Questi “inconvenienti”, seppure gravi perché perpetuati nel tempo, non “uccidono” completamente il suolo come nel caso della cementificazione o della impermeabilizzazione.

Una volta rimossi i pannelli e le loro strutture di sostegno, l’area potrebbe essere “recuperata” a fini agricoli, ma … è come obbligare un essere umano a vivere in una cella: niente sole, poca luce, poca aria, poca acqua, poco cibo e tra i propri escrementi. Dopo 20-25 anni è possibile che quell’essere umano sia ancora vivo, ma per ritornare a esser “produttivo” avrà bisogno di flebo, cibo, ricostituenti e tante cure e attenzioni da parte dei suoi “liberatori”. Lo stesso è per il suolo, una volta liberato dai pannelli e dalle loro basi/sostegni, per alcuni anni (quanti?) dovrà essere soggetto a cure particolari che non potranno avvalersi delle sole normali pratiche agronomiche.
“Tecnicamente” si può recuperare un suolo coperto da pannelli fotovoltaici, ma in realtà si continua ad operare in maniera insostenibile: creiamo maggiori costi economici, ambientali e sociali e li lasciamo in eredità alle generazioni future.
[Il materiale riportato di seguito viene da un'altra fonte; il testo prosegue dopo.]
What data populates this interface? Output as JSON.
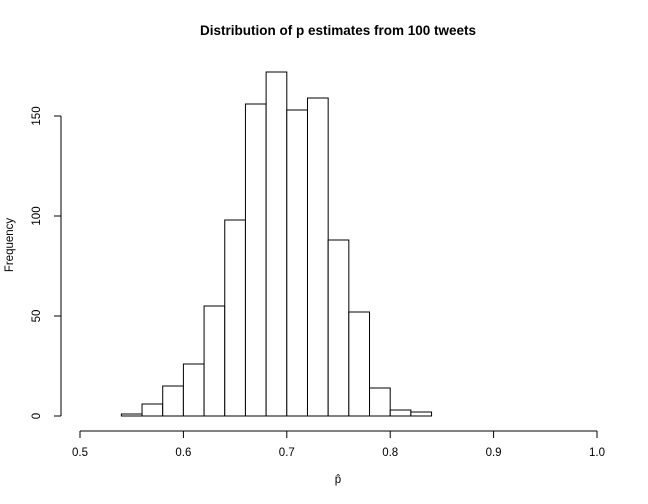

I nostri figli, nipoti e pronipoti si confronteranno non solo con il catastrofico debito pubblico, ma soprattutto sulla carenza di beni comuni esauribili quali i suoli e il territorio. Non abbiamo alternativa: dobbiamo proteggere i suoli e rispettare le loro specifiche funzioni.
In Italia una scelta sostenibile è di imporre e facilitare nelle zone rurali la possibilità di “piantare” pannelli fotovoltaici solo su tetti di case coloniche, magazzini, stalle, capannoni.

Si eviterebbe in questo modo di continuare a tirarsi martellate sulle dita con la speranza di poter qualche volta sbagliare.